The Namibian Ministry of Environment and Tourism says the number of rhinos killed through poaching in 2015 has gone up from the 76 reported late in November to 80 following the discovery of four more carcasses in the Kunene region late in December.
Environment and Tourism minister Pohamba Shifeta this week told the Namibian, a local daily, that the remains of three adult rhinos and a calf were found by game rangers near Grootberg Lodge in the Kunene region.
“Three more were killed by late December and the fourth was a baby rhino that succumbed (to death) when its mother was poached,” Shifeta told the paper.
Further, he said three suspects, all Namibians, had been arrested in connection with the case.
Namibia’s rhino death toll has increased alarmingly over the years. Conservation groups have warned of the possible involvement of foreign ivory trafficking syndicates which hire and arm locals to poach and act as couriers for illicit ivory.
Namibia has experienced a spike in rhino poaching cases over the past five years with the death toll rising from one rhino poached annually between 2009 and 2011, to 80 fatalities in 2015.
Most of the rhinos were killed in the Etosha National Park.
The Namibian government has waged a counter-poaching campaign which has led to the arrest of several locals, as well as Chinese citizens, Angolans and Zambians in connection with elephant and rhino poaching since late 2014.
Elephant poachers have also ravaged the Bwabwata and Linyanti National Parks near the border with Botswana amid fears that some employees of the Ministry of Environment and Tourism are part of or collude with the poaching syndicates.

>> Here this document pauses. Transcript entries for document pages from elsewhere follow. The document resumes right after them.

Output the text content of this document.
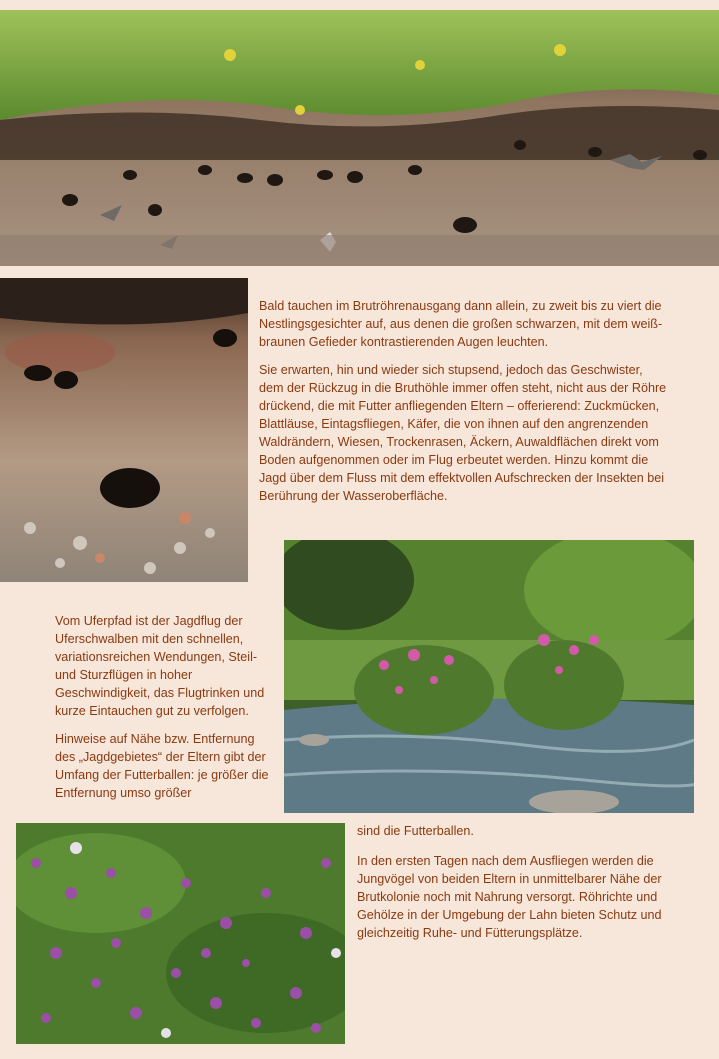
Bald tauchen im Brutröhrenausgang dann allein, zu zweit bis zu viert die Nestlingsgesichter auf, aus denen die großen schwarzen, mit dem weiß-braunen Gefieder kontrastierenden Augen leuchten.

Sie erwarten, hin und wieder sich stupsend, jedoch das Geschwister, dem der Rückzug in die Bruthöhle immer offen steht, nicht aus der Röhre drückend, die mit Futter anfliegenden Eltern – offerierend: Zuckmücken, Blattläuse, Eintagsfliegen, Käfer, die von ihnen auf den angrenzenden Waldrändern, Wiesen, Trockenrasen, Äckern, Auwaldflächen direkt vom Boden aufgenommen oder im Flug erbeutet werden. Hinzu kommt die Jagd über dem Fluss mit dem effektvollen Aufschrecken der Insekten bei Berührung der Wasseroberfläche.

Vom Uferpfad ist der Jagdflug der Uferschwalben mit den schnellen, variationsreichen Wendungen, Steil- und Sturzflügen in hoher Geschwindigkeit, das Flugtrinken und kurze Eintauchen gut zu verfolgen.

Hinweise auf Nähe bzw. Entfernung des „Jagdgebietes“ der Eltern gibt der Umfang der Futterballen: je größer die Entfernung umso größer

sind die Futterballen.

In den ersten Tagen nach dem Ausfliegen werden die Jungvögel von beiden Eltern in unmittelbarer Nähe der Brutkolonie noch mit Nahrung versorgt. Röhrichte und Gehölze in der Umgebung der Lahn bieten Schutz und gleichzeitig Ruhe- und Fütterungsplätze.
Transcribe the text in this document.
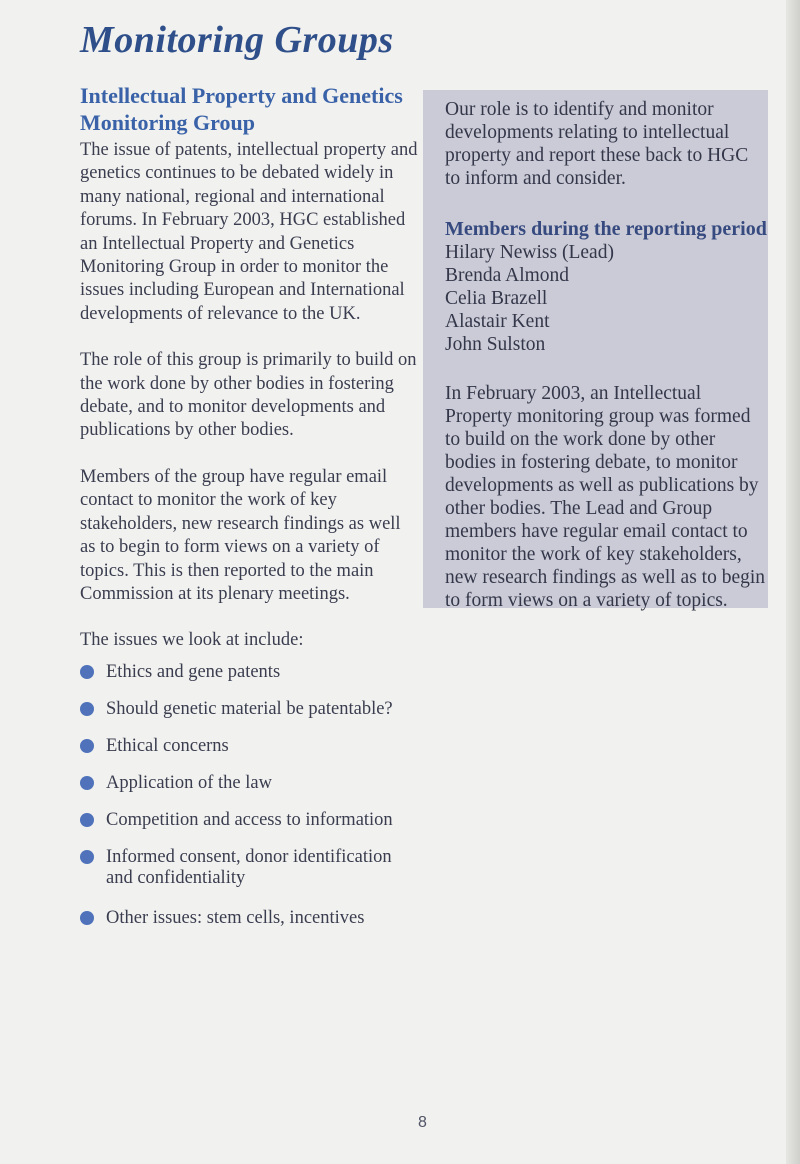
Monitoring Groups
Intellectual Property and Genetics Monitoring Group

The issue of patents, intellectual property and genetics continues to be debated widely in many national, regional and international forums. In February 2003, HGC established an Intellectual Property and Genetics Monitoring Group in order to monitor the issues including European and International developments of relevance to the UK.

The role of this group is primarily to build on the work done by other bodies in fostering debate, and to monitor developments and publications by other bodies.

Members of the group have regular email contact to monitor the work of key stakeholders, new research findings as well as to begin to form views on a variety of topics. This is then reported to the main Commission at its plenary meetings.

The issues we look at include:

Ethics and gene patents
Should genetic material be patentable?
Ethical concerns
Application of the law
Competition and access to information
Informed consent, donor identification and confidentiality
Other issues: stem cells, incentives

Our role is to identify and monitor developments relating to intellectual property and report these back to HGC to inform and consider.

Members during the reporting period
Hilary Newiss (Lead)
Brenda Almond
Celia Brazell
Alastair Kent
John Sulston

In February 2003, an Intellectual Property monitoring group was formed to build on the work done by other bodies in fostering debate, to monitor developments as well as publications by other bodies. The Lead and Group members have regular email contact to monitor the work of key stakeholders, new research findings as well as to begin to form views on a variety of topics.

8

Last month, a Chinese businessman based in the remote town of Opuwo was sentenced to 10 years prison with an alternative to pay a fine of N$100,000 after pleading guilty to illegal possession of two rhino horn.
In his plea, businessman Xu Jin Den said he did not know that possession of rhino horns without a licence was illegal.
He said he wanted to carve ivory ornaments out of the horns he bought from locals at N$2,500. At least six other Chinese businessman are on trial in Namibian courts on charges linked to ivory poaching and trading in endangered species and prohibited animal products.